📝 AITAH for being to drained to want to hang out w/ ppl?

By Agreeable-Elk3080 • Score: 0 • April 21, 2025 4:08 AM


I have been having a rough time lately- crying alot more, panic attacks, rarely sleeping, more sensitive things, ect. It's all been quite draining and overwhelming. But, I try to avoid telling anyone ik that becuz I feel it is MY issues, and I can deal w/ them. I can't get real help either, due to the position I'm in.But, I have quite a few friends, that want to constantly hang out- as in- 2+ times a week. That's already a bit much for me, I like to be alone, and I'm not exactly social. But I do it for them and we have a good time. But I've been interacting w/ them less lately because of my state I'm in, and I'm trying constantly stay up on their level but it's hard. Along with going and visiting part of my Dad's family nearly every weekend. They have a daughter, who is currently 9. She loves to play and constantly hang out, be loud, social, ect. I have really been trying my best to keep up w/ her, but it's hs kinda hard for me.
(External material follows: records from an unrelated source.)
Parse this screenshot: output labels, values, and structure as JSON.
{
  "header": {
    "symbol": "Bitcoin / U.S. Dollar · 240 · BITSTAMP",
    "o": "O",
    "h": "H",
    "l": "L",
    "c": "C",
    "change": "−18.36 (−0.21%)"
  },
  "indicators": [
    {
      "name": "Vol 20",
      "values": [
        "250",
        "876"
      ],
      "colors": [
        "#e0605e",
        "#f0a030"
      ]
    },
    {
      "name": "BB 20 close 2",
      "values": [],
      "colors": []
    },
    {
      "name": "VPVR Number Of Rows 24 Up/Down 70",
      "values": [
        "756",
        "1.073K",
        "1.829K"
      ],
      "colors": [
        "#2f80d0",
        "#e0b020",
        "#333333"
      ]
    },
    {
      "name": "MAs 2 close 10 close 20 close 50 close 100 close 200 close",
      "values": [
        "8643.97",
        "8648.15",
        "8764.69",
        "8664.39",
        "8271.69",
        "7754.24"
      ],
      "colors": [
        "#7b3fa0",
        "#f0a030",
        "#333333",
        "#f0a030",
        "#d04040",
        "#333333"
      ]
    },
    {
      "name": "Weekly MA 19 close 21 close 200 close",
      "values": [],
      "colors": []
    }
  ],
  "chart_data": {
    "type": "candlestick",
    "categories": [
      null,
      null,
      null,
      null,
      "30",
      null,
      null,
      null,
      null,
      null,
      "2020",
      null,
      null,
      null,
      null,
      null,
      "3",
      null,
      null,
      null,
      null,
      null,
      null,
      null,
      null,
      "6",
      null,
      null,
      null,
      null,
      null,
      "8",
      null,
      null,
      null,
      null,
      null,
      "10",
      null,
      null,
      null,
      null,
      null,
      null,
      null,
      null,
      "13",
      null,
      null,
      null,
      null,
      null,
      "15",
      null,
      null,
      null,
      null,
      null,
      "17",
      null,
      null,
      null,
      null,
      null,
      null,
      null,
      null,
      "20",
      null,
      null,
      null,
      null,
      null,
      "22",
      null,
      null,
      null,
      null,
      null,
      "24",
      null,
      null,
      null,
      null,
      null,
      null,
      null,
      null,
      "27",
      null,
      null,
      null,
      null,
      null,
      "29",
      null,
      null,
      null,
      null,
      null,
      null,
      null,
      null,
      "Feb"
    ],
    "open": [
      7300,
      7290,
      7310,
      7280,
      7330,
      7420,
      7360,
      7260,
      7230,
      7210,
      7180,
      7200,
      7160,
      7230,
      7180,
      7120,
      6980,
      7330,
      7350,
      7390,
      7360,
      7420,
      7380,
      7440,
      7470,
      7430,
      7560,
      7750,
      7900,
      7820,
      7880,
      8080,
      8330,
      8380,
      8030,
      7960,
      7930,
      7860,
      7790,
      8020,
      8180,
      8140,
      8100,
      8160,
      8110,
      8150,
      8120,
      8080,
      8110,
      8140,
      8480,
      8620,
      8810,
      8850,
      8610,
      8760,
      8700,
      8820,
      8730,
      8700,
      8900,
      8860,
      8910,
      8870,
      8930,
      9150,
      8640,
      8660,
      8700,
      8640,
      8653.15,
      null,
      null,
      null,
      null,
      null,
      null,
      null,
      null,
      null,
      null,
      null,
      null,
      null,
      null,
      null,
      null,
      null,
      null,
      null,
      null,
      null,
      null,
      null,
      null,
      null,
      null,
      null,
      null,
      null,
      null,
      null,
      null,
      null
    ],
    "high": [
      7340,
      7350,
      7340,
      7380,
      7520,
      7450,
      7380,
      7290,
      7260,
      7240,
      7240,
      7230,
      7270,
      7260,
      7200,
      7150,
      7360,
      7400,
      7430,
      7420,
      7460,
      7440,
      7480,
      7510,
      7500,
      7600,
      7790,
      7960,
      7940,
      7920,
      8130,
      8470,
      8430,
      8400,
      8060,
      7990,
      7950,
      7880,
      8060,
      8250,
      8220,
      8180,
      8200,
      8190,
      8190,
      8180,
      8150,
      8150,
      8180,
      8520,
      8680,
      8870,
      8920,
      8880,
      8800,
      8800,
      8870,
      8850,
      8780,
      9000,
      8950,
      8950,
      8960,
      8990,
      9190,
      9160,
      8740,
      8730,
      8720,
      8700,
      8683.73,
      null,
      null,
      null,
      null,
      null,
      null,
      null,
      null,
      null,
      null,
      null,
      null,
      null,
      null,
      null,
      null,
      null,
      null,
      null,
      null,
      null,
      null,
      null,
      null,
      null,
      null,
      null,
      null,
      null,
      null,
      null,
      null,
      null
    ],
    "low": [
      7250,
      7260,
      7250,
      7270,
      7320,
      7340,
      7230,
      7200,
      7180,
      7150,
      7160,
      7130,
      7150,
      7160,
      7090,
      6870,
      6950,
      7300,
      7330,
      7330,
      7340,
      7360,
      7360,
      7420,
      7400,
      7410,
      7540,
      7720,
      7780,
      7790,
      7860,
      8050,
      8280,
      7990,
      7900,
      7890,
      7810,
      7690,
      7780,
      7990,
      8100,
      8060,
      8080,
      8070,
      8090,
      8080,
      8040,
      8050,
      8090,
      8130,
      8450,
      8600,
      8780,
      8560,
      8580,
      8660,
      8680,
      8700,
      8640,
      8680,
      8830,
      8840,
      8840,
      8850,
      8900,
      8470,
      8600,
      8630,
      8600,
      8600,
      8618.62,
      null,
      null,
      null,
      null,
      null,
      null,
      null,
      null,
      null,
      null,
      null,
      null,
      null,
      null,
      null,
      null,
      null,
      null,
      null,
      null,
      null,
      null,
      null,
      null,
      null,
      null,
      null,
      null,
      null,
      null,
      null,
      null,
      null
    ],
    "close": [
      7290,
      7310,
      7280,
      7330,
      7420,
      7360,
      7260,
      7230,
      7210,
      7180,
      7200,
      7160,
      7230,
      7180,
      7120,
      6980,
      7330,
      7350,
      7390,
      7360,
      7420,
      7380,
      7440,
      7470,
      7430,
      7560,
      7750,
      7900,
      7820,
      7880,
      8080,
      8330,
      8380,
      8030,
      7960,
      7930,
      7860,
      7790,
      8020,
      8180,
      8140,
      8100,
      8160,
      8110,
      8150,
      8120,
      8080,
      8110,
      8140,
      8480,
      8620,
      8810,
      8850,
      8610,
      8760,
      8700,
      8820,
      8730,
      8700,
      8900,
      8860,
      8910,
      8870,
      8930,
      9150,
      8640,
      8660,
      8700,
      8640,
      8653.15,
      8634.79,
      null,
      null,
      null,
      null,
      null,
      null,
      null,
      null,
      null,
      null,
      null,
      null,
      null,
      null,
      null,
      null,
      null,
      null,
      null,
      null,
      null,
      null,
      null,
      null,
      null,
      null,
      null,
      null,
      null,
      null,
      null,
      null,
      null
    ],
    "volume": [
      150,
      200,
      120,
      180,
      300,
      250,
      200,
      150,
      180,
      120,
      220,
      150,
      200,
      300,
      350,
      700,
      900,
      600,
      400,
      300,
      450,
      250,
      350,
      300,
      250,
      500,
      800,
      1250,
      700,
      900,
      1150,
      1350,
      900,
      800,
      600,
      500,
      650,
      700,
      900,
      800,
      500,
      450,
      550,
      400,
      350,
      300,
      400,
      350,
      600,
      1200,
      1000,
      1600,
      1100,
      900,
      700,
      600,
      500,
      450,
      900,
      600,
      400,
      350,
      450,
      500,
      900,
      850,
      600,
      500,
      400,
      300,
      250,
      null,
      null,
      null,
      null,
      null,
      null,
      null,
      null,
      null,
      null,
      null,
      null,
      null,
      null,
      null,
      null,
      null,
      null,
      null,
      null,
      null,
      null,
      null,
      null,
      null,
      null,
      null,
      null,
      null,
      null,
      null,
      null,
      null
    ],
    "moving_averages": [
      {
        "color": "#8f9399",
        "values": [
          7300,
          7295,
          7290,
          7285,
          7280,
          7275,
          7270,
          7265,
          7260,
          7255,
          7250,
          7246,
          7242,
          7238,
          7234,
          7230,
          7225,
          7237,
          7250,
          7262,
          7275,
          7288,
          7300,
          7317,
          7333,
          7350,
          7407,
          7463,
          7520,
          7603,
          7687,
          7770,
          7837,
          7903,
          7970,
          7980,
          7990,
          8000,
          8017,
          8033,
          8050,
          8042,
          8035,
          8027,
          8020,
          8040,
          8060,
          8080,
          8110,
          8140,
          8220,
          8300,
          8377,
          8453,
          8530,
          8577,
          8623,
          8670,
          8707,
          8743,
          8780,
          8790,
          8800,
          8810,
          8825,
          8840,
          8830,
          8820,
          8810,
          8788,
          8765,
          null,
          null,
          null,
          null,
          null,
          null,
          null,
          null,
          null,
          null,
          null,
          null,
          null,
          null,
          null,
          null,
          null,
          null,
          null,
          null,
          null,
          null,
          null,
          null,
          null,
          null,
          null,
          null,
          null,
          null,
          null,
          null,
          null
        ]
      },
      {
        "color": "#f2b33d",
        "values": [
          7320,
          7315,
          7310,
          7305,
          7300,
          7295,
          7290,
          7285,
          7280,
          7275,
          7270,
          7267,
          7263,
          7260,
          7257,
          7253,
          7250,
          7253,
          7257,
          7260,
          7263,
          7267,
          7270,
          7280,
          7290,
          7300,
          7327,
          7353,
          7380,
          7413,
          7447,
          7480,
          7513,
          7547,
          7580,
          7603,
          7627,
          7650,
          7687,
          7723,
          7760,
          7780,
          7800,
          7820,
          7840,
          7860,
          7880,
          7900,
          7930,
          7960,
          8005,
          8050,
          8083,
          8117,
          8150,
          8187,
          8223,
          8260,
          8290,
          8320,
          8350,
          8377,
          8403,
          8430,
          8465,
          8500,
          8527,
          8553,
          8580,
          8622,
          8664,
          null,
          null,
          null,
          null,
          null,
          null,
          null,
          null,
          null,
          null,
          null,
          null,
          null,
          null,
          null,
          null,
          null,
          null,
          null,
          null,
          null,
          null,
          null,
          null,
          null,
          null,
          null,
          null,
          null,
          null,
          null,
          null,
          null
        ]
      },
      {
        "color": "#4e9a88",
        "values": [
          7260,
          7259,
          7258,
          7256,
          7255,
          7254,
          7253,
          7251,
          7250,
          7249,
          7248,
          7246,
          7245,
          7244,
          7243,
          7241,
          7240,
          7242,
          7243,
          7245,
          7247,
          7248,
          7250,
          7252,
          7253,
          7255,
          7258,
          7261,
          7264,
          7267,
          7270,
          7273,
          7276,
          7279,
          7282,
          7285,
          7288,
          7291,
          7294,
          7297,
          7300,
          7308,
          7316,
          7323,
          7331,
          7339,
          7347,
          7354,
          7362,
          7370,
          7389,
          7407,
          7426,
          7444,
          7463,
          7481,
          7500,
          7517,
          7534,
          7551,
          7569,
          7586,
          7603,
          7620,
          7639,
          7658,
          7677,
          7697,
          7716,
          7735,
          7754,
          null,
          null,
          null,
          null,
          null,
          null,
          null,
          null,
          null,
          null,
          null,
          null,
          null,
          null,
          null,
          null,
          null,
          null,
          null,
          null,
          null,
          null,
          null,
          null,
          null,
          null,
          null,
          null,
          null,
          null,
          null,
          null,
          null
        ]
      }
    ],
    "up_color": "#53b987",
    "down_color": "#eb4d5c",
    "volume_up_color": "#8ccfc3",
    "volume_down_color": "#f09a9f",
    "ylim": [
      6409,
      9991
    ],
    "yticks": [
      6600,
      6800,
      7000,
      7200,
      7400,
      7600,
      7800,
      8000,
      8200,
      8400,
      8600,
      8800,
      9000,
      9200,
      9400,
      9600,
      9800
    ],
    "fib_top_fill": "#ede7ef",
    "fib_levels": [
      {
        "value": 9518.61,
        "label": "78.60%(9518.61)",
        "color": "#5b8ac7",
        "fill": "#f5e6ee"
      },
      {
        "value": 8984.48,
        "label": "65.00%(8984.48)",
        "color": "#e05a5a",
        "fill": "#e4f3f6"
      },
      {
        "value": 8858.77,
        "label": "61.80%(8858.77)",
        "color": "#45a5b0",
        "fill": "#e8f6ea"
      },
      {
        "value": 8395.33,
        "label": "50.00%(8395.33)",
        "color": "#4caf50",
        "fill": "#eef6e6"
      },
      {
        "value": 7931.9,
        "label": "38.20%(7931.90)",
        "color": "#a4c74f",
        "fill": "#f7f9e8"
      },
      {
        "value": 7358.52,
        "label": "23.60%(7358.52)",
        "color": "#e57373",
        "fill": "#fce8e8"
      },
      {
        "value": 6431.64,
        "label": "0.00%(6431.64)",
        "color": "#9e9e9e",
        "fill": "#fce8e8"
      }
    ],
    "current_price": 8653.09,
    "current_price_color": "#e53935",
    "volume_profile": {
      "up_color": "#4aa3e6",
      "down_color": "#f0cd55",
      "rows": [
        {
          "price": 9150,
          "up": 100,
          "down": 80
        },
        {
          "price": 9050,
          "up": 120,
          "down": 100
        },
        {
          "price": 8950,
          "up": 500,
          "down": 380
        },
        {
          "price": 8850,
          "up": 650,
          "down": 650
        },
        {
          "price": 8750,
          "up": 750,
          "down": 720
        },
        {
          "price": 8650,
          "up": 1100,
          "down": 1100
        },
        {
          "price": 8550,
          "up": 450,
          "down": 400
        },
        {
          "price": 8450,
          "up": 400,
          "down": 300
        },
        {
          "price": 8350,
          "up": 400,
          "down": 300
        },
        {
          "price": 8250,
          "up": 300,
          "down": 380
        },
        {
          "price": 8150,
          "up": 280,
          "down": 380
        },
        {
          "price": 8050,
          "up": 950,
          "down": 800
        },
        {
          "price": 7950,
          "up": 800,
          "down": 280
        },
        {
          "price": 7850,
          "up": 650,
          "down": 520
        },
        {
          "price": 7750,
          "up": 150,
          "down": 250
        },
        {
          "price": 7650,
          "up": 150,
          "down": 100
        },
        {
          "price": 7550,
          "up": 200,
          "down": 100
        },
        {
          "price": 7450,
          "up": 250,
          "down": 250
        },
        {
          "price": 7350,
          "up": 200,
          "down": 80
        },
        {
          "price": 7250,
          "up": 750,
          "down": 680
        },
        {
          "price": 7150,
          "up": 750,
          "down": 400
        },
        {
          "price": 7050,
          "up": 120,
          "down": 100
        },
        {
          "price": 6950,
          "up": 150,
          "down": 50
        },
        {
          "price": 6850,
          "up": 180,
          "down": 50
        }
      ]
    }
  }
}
Earlier today, I was feeling rlly tired and was resting, and she rlly wanted to play w/ me. I told her respectfully "Not right now, sorry." She was upset for the rest of the day. Also, one of my friends was pissed at me for being on my phone when her and another friend of mine was over, even though they were entertaining theirselfs. That sounds rlly rude and I'm sorry, but i js rlly can't continue to constantly be w/ ppl and meet other ppls needs. AITAH, and what do i do?